И вот теперь она сидит – взъерошенная, возбужденная, вся в предвкушении, а напротив неё – Марина, и смотрит небось понимающим насмешливым взглядом, старая сучка. Ладно, черт с тобой. Хочешь играть? Я отобью у тебя всю охоту к таким играм.
Она прошлась пальцем по струнам, подтянула несколько, прошлась еще раз. Аккуратнее устроила гитару на обнаженном бедре, и, не обращая внимания на обиженное «неужели наша дискуссия окончена, Женечка?», запела.

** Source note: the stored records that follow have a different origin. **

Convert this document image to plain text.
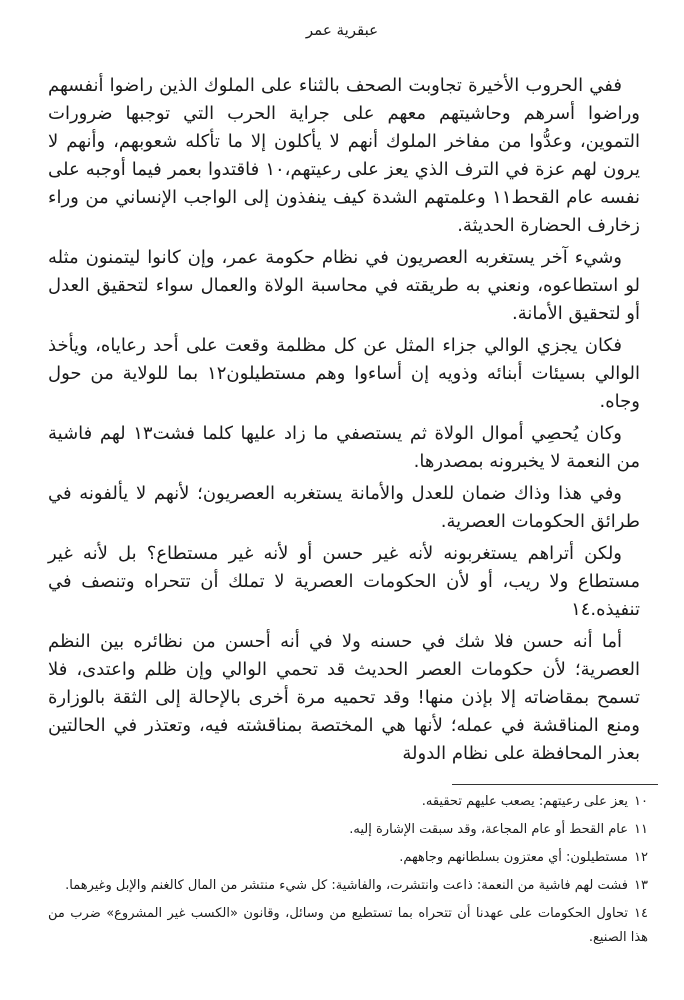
عبقرية عمر

ففي الحروب الأخيرة تجاوبت الصحف بالثناء على الملوك الذين راضوا أنفسهم وراضوا أسرهم وحاشيتهم معهم على جراية الحرب التي توجبها ضرورات التموين، وعدُّوا من مفاخر الملوك أنهم لا يأكلون إلا ما تأكله شعوبهم، وأنهم لا يرون لهم عزة في الترف الذي يعز على رعيتهم،١٠ فاقتدوا بعمر فيما أوجبه على نفسه عام القحط١١ وعلمتهم الشدة كيف ينفذون إلى الواجب الإنساني من وراء زخارف الحضارة الحديثة.

وشيء آخر يستغربه العصريون في نظام حكومة عمر، وإن كانوا ليتمنون مثله لو استطاعوه، ونعني به طريقته في محاسبة الولاة والعمال سواء لتحقيق العدل أو لتحقيق الأمانة.

فكان يجزي الوالي جزاء المثل عن كل مظلمة وقعت على أحد رعاياه، ويأخذ الوالي بسيئات أبنائه وذويه إن أساءوا وهم مستطيلون١٢ بما للولاية من حول وجاه.

وكان يُحصِي أموال الولاة ثم يستصفي ما زاد عليها كلما فشت١٣ لهم فاشية من النعمة لا يخبرونه بمصدرها.

وفي هذا وذاك ضمان للعدل والأمانة يستغربه العصريون؛ لأنهم لا يألفونه في طرائق الحكومات العصرية.

ولكن أتراهم يستغربونه لأنه غير حسن أو لأنه غير مستطاع؟ بل لأنه غير مستطاع ولا ريب، أو لأن الحكومات العصرية لا تملك أن تتحراه وتنصف في تنفيذه.١٤

أما أنه حسن فلا شك في حسنه ولا في أنه أحسن من نظائره بين النظم العصرية؛ لأن حكومات العصر الحديث قد تحمي الوالي وإن ظلم واعتدى، فلا تسمح بمقاضاته إلا بإذن منها! وقد تحميه مرة أخرى بالإحالة إلى الثقة بالوزارة ومنع المناقشة في عمله؛ لأنها هي المختصة بمناقشته فيه، وتعتذر في الحالتين بعذر المحافظة على نظام الدولة

١٠يعز على رعيتهم: يصعب عليهم تحقيقه.

١١عام القحط أو عام المجاعة، وقد سبقت الإشارة إليه.

١٢مستطيلون: أي معتزون بسلطانهم وجاههم.

١٣فشت لهم فاشية من النعمة: ذاعت وانتشرت، والفاشية: كل شيء منتشر من المال كالغنم والإبل وغيرهما.

١٤تحاول الحكومات على عهدنا أن تتحراه بما تستطيع من وسائل، وقانون «الكسب غير المشروع» ضرب من هذا الصنيع.
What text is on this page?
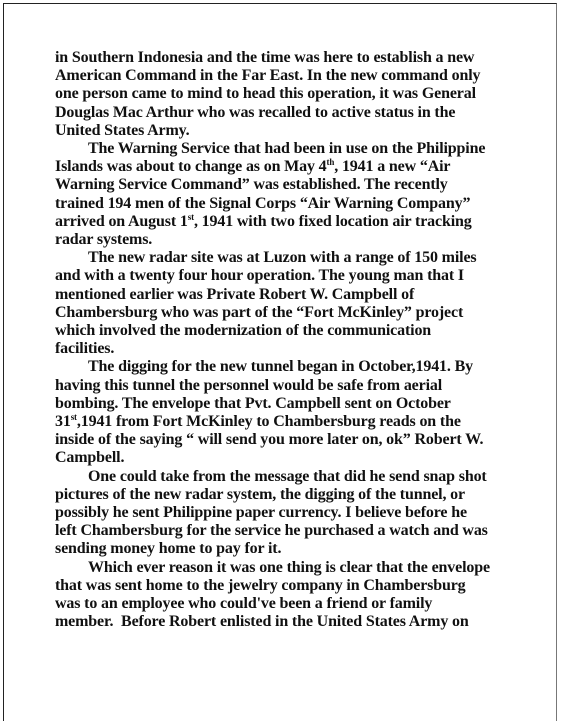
in Southern Indonesia and the time was here to establish a new
American Command in the Far East. In the new command only
one person came to mind to head this operation, it was General
Douglas Mac Arthur who was recalled to active status in the
United States Army.
The Warning Service that had been in use on the Philippine
Islands was about to change as on May 4th, 1941 a new “Air
Warning Service Command” was established. The recently
trained 194 men of the Signal Corps “Air Warning Company”
arrived on August 1st, 1941 with two fixed location air tracking
radar systems.
The new radar site was at Luzon with a range of 150 miles
and with a twenty four hour operation. The young man that I
mentioned earlier was Private Robert W. Campbell of
Chambersburg who was part of the “Fort McKinley” project
which involved the modernization of the communication
facilities.
The digging for the new tunnel began in October,1941. By
having this tunnel the personnel would be safe from aerial
bombing. The envelope that Pvt. Campbell sent on October
31st,1941 from Fort McKinley to Chambersburg reads on the
inside of the saying “ will send you more later on, ok” Robert W.
Campbell.
One could take from the message that did he send snap shot
pictures of the new radar system, the digging of the tunnel, or
possibly he sent Philippine paper currency. I believe before he
left Chambersburg for the service he purchased a watch and was
sending money home to pay for it.
Which ever reason it was one thing is clear that the envelope
that was sent home to the jewelry company in Chambersburg
was to an employee who could've been a friend or family
member.  Before Robert enlisted in the United States Army on
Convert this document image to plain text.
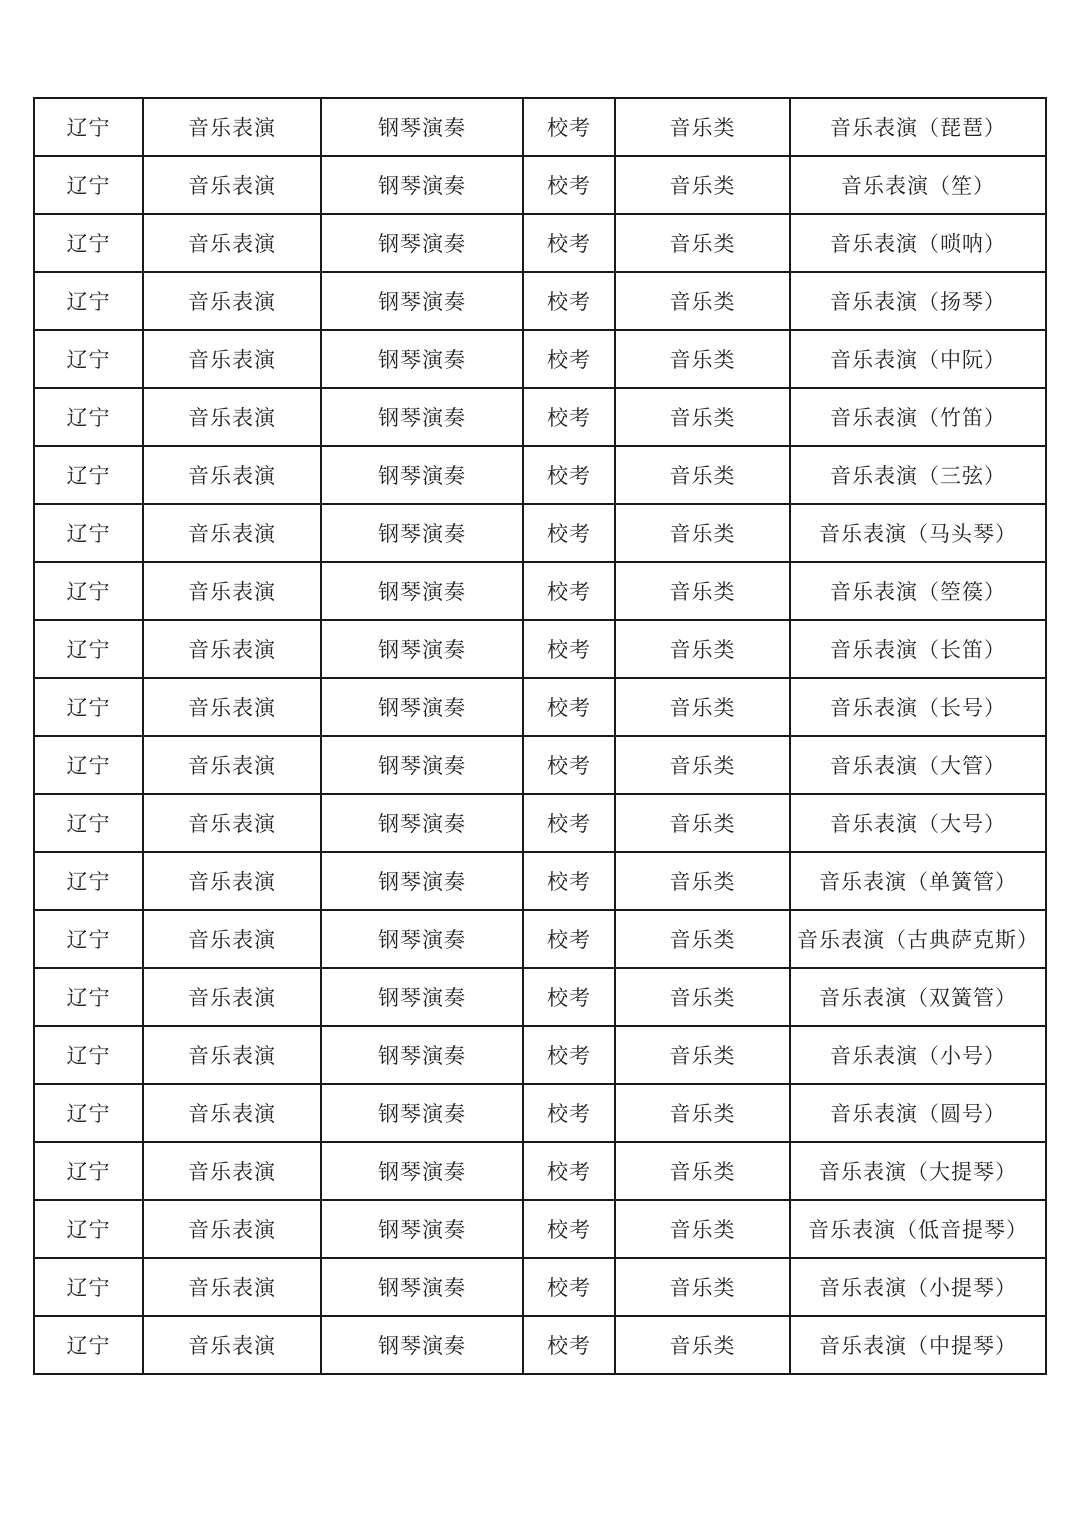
辽宁	音乐表演	钢琴演奏	校考	音乐类	音乐表演（琵琶）
辽宁	音乐表演	钢琴演奏	校考	音乐类	音乐表演（笙）
辽宁	音乐表演	钢琴演奏	校考	音乐类	音乐表演（唢呐）
辽宁	音乐表演	钢琴演奏	校考	音乐类	音乐表演（扬琴）
辽宁	音乐表演	钢琴演奏	校考	音乐类	音乐表演（中阮）
辽宁	音乐表演	钢琴演奏	校考	音乐类	音乐表演（竹笛）
辽宁	音乐表演	钢琴演奏	校考	音乐类	音乐表演（三弦）
辽宁	音乐表演	钢琴演奏	校考	音乐类	音乐表演（马头琴）
辽宁	音乐表演	钢琴演奏	校考	音乐类	音乐表演（箜篌）
辽宁	音乐表演	钢琴演奏	校考	音乐类	音乐表演（长笛）
辽宁	音乐表演	钢琴演奏	校考	音乐类	音乐表演（长号）
辽宁	音乐表演	钢琴演奏	校考	音乐类	音乐表演（大管）
辽宁	音乐表演	钢琴演奏	校考	音乐类	音乐表演（大号）
辽宁	音乐表演	钢琴演奏	校考	音乐类	音乐表演（单簧管）
辽宁	音乐表演	钢琴演奏	校考	音乐类	音乐表演（古典萨克斯）
辽宁	音乐表演	钢琴演奏	校考	音乐类	音乐表演（双簧管）
辽宁	音乐表演	钢琴演奏	校考	音乐类	音乐表演（小号）
辽宁	音乐表演	钢琴演奏	校考	音乐类	音乐表演（圆号）
辽宁	音乐表演	钢琴演奏	校考	音乐类	音乐表演（大提琴）
辽宁	音乐表演	钢琴演奏	校考	音乐类	音乐表演（低音提琴）
辽宁	音乐表演	钢琴演奏	校考	音乐类	音乐表演（小提琴）
辽宁	音乐表演	钢琴演奏	校考	音乐类	音乐表演（中提琴）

Где ты была эти дни и недели, куда указала лоза
Кто согревал твое в камень замерзшее сердце
Я знаю, во время великого плача остались сухими глаза
У тех, кто звонил нам домой и сулил нам бессмертье
Господь дал нам маковый цвет дал нам порох дал имя одно на двоих
И запеленал нас в узоры чугунных решеток
И стало светло, как бывает, когда в самом сердце рождается стих
И кто-то с любовью помянет кого-то
Пальцы, вспоминая, легким перебором скользили по струнам, голос – мягкий и нежный – наполнял собой купе, растекался невыносимой грустью в груди. Люда слушала, раскрыв рот. И даже Игнат Никанорович притих на своей полке.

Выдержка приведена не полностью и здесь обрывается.